A dona-de-casa conta que chegou a perguntar por que os animais estavam sendo mortos. ‘‘Disseram que eles estavam com a coluna quebrada, mas os cachorros estavam andando normalmente’’, ressalta. De acordo com a denúncia, o sacrifício seria feito junto à área onde é depositado o lixo hospitalar, que fica a poucos metros do canil. A SPA, que já processou a prefeitura por maus-tratos aos cães, promete um novo processo.
O secretário municipal de Agricultura e Meio Ambiente, Márcio Nunes, diz que não tem conhecimento de que cachorros estariam sendo sacrificados. ‘‘Não estamos nem fazendo o recolhimento’’, destaca. Segundo ele, já houve casos de pessoas que procuraram a carrocinha pedindo o sacrifício de cães que estavam em estado terminal. O secretário justifica ainda que o canil está vazio porque os animais foram doados.

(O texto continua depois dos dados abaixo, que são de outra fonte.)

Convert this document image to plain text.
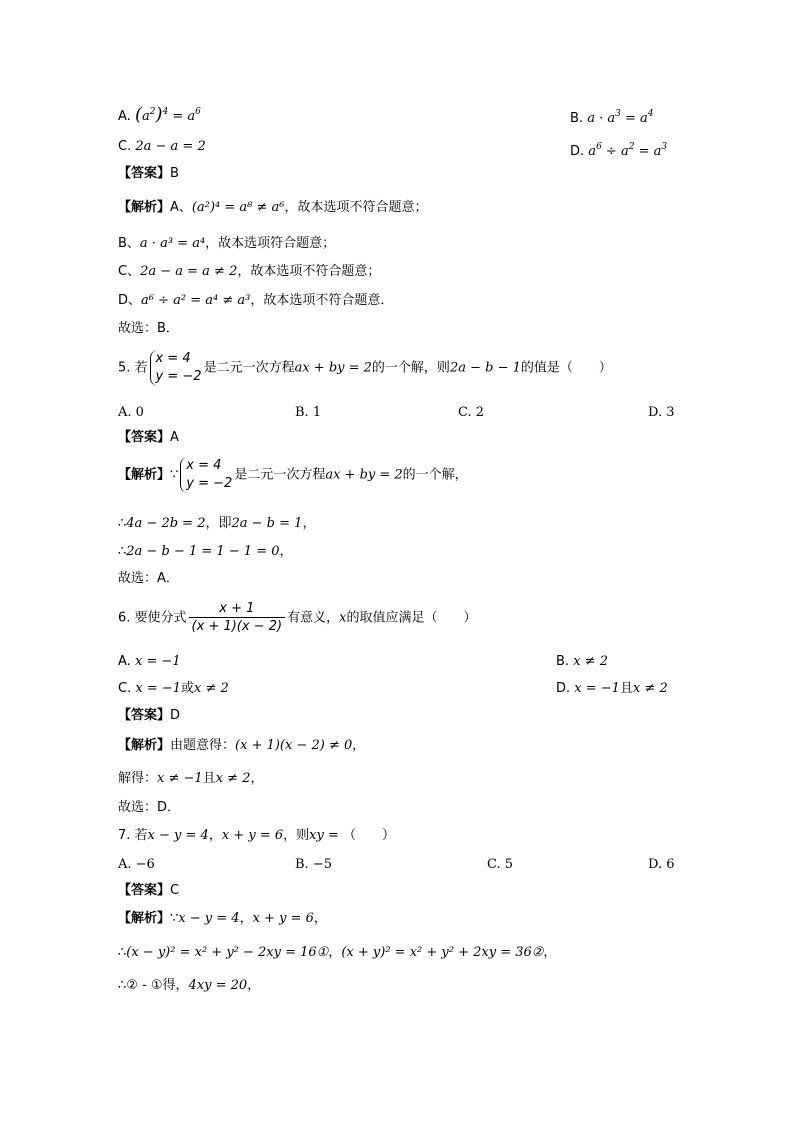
A. $(a^2)^4 = a^6$	B. $a \cdot a^3 = a^4$
C. 2a − a = 2	D. $a^6 \div a^2 = a^3$
【答案】B
【解析】A、(a²)⁴ = a⁸ ≠ a⁶，故本选项不符合题意；
B、a · a³ = a⁴，故本选项符合题意；
C、2a − a = a ≠ 2，故本选项不符合题意；
D、a⁶ ÷ a² = a⁴ ≠ a³，故本选项不符合题意．
故选：B．
5. 若
x = 4
y = −2
是二元一次方程ax + by = 2的一个解，则2a − b − 1的值是（　　）
A. 0	B. 1	C. 2	D. 3
【答案】A
【解析】∵
x = 4
y = −2
是二元一次方程ax + by = 2的一个解，
∴4a − 2b = 2，即2a − b = 1，
∴2a − b − 1 = 1 − 1 = 0，
故选：A．
6. 要使分式 $\frac{x + 1}{(x + 1)(x - 2)}$ 有意义，x的取值应满足（　　）
A. x = −1	B. x ≠ 2
C. x = −1或x ≠ 2	D. x = −1且x ≠ 2
【答案】D
【解析】由题意得：(x + 1)(x − 2) ≠ 0，
解得：x ≠ −1且x ≠ 2，
故选：D．
7. 若x − y = 4，x + y = 6，则xy = （　　）
A. −6	B. −5	C. 5	D. 6
【答案】C
【解析】∵x − y = 4，x + y = 6，
∴(x − y)² = x² + y² − 2xy = 16①，(x + y)² = x² + y² + 2xy = 36②，
∴② - ①得，4xy = 20，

Na área do lixo hospitalar, membros da SPA localizaram quatro cachorros mortos. Não há como provar que os animais tenham sido sacrificados. Eles podem ter morrido na cidade e levados até o local pelo serviço de coleta de lixo. A polêmica sobre a carrocinha se arrasta em Campo Mourão desde o início do ano. A prefeitura conseguiu aprovar na Câmara uma lei que permite o sacrifício dos cães apreendidos, mas uma lei estadual de 1989 proíbe a matança.